Gateó por la improvisada cama hasta la mochila. No encontró un bolígrafo así que cogió su agenda electrónica, apenas usada porque casi nunca la necesitaba. Hubiera podido memorizar el número sin problema, como siempre, gracias a su memoria fotográfica, pero por una vez, en plena noche y aunque sabía que no lograría volver a dormirse, prefirió no arriesgarse. Agarró de nuevo el móvil antes de decir:
– Adelante.
Gonzalo Nieto le dictó el número.
– Gracias por llamarme -empezó a despedirse Joa.
– ¿Sabes algo, querida? -ahora el tono era amable, sereno y plácido-: Todo está conectado.
– Papá decía eso siempre.
– Tenía razón. Los mayas en América, los egipcios en Oriente Próximo, los dogones en Mali… Hay indicios en toda la Tierra. Y han estado siempre ahí, pasto de teorías temerarias que nunca se han tomado en serio porque ha faltado la base científica. Bueno, quizá ahora todo eso cambie. ¡Te espero!
– Hasta pronto, Gonzalo.
– Un beso, Georgina. Aparte de todo, me encantará verte.
– Gracias.
Fue su última palabra.
Después cortó la comunicación.
Tres horas y media más tarde, sentada a la puerta de su tienda de campaña, rodeada por la selva en las proximidades del impresionante Angkor, el mayor de los reductos arqueológicos camboyanos, Joa seguía despierta, quieta, invadida por pensamientos y escenas.

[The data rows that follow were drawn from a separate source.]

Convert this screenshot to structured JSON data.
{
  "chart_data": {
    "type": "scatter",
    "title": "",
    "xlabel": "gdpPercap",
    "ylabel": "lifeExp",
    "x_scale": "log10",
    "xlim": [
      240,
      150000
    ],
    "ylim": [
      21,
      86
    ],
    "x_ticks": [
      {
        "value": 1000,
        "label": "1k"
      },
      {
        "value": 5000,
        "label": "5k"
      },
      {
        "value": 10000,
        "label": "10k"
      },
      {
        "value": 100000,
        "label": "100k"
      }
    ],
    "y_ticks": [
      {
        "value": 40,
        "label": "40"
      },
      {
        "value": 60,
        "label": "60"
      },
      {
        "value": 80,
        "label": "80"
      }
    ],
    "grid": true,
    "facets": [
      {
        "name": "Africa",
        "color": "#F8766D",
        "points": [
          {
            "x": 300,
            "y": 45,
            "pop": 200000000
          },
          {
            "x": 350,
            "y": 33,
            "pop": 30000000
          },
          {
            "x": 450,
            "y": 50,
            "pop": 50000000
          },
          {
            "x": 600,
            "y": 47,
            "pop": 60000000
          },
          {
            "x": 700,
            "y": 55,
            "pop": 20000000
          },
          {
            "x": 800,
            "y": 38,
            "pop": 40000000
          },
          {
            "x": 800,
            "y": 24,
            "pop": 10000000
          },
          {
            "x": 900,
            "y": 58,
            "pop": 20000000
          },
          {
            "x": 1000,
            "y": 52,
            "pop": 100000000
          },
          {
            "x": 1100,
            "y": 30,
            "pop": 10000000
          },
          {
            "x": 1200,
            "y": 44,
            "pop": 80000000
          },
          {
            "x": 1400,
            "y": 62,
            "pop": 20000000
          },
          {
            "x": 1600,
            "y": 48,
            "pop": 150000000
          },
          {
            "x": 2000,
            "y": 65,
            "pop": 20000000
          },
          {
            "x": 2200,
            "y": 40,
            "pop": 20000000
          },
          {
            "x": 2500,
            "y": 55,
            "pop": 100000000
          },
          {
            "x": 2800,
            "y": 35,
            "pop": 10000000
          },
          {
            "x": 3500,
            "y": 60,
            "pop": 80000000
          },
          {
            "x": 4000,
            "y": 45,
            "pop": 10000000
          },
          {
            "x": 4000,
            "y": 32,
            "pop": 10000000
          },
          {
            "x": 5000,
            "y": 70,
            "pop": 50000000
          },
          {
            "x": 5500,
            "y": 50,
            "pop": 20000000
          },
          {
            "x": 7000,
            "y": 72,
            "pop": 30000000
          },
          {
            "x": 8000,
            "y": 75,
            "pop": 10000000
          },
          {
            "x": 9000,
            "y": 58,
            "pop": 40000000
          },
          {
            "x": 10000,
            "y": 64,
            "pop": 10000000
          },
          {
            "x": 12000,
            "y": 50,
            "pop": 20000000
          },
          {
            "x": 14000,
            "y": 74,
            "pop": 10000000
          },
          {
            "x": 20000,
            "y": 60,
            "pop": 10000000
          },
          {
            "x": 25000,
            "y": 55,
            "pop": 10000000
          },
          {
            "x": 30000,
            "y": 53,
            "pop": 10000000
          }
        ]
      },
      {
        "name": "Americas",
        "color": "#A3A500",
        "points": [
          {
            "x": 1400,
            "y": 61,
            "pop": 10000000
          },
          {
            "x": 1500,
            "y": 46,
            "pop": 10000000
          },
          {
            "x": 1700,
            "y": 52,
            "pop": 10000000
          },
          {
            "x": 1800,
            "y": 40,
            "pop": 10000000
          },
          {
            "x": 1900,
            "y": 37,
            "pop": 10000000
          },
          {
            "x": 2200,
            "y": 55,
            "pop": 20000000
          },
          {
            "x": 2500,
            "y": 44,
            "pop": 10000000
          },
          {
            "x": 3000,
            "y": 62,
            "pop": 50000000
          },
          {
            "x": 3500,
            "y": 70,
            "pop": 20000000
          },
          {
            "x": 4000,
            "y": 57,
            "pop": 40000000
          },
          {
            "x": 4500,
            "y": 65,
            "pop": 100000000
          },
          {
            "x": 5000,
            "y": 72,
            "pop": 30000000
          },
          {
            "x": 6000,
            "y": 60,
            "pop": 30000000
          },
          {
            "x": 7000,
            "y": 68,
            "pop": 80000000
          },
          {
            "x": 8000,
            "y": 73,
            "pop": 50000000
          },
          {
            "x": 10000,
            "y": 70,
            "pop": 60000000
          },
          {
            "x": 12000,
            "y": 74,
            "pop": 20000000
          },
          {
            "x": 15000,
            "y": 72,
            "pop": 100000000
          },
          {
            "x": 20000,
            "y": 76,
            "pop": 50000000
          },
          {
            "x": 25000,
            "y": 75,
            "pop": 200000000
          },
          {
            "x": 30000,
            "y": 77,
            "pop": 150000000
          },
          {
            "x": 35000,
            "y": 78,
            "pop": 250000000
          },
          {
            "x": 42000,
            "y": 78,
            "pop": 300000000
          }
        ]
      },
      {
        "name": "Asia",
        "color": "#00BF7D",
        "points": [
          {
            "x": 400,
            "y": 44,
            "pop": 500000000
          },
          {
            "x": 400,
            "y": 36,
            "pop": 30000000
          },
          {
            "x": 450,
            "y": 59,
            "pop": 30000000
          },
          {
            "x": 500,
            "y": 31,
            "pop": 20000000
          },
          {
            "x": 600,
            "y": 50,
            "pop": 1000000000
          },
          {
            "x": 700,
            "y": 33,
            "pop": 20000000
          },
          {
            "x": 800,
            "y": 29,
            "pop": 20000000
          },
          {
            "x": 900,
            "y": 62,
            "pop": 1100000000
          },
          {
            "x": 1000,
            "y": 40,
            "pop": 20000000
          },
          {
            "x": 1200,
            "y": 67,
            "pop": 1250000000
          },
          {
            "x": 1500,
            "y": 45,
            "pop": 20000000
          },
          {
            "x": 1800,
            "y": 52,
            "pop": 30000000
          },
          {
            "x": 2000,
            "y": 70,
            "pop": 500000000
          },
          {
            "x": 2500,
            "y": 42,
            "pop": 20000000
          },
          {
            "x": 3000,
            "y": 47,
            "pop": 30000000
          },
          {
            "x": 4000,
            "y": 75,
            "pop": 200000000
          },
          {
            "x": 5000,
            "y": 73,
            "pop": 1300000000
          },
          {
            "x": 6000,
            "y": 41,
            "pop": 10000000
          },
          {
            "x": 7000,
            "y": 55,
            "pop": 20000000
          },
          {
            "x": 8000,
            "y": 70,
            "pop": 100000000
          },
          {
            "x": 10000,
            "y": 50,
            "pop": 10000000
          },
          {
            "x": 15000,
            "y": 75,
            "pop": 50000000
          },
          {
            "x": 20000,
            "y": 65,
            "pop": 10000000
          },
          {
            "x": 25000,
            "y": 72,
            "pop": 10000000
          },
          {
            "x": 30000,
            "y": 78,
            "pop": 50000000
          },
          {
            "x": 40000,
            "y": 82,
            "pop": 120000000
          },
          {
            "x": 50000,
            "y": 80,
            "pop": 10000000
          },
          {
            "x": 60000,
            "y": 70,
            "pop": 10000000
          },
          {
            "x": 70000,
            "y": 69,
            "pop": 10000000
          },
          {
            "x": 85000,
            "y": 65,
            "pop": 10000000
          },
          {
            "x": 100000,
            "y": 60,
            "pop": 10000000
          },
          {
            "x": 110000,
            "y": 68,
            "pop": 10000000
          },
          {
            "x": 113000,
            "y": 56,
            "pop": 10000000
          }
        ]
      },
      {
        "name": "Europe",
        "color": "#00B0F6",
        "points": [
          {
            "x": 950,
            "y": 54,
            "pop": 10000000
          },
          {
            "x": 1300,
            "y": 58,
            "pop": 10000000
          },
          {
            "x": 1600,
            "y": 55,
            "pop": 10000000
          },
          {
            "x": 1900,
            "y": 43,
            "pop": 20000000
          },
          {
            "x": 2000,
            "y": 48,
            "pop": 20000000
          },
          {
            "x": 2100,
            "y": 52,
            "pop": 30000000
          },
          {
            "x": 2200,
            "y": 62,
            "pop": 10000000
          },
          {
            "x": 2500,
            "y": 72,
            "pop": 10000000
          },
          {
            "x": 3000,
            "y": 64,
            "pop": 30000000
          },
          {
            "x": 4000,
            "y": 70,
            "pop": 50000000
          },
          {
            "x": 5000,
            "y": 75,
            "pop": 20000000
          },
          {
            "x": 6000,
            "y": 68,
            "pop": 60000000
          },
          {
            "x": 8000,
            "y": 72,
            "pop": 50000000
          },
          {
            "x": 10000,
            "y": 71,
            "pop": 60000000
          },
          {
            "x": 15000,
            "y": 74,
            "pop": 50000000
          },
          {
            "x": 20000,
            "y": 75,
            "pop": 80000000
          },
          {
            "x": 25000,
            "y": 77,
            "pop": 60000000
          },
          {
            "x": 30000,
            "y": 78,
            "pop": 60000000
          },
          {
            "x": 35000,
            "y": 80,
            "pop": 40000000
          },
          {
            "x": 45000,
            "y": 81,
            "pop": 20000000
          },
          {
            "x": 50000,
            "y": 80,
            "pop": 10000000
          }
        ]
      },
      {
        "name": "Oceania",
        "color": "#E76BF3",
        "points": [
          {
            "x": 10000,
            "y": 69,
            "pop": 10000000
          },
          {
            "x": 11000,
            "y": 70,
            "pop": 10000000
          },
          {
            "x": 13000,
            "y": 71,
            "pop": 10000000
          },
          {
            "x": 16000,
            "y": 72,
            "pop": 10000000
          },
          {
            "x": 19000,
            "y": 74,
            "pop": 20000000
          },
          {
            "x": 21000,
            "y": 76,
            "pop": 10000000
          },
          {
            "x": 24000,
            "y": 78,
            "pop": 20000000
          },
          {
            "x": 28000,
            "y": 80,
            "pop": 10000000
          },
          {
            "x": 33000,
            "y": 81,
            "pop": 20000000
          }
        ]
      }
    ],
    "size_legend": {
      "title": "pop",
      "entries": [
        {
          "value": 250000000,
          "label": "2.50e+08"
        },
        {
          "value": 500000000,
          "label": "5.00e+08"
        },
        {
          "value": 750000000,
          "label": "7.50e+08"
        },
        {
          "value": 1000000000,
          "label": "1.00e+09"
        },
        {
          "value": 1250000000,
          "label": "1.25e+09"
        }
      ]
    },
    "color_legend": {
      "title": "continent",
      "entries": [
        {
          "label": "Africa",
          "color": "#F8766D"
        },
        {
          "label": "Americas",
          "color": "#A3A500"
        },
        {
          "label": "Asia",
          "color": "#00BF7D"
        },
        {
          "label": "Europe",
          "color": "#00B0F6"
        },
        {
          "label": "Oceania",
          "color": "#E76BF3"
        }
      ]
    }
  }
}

Su madre antes de que desapareciera.
Su padre antes de sacrificarse por amor.
Sus vivencias entre noviembre y diciembre del año anterior le habían hecho tomar conciencia de qué era y quién era.
La salida del sol la liberó de la última cadena y se dispuso a regresar a Phnom Penh para volar a El Cairo.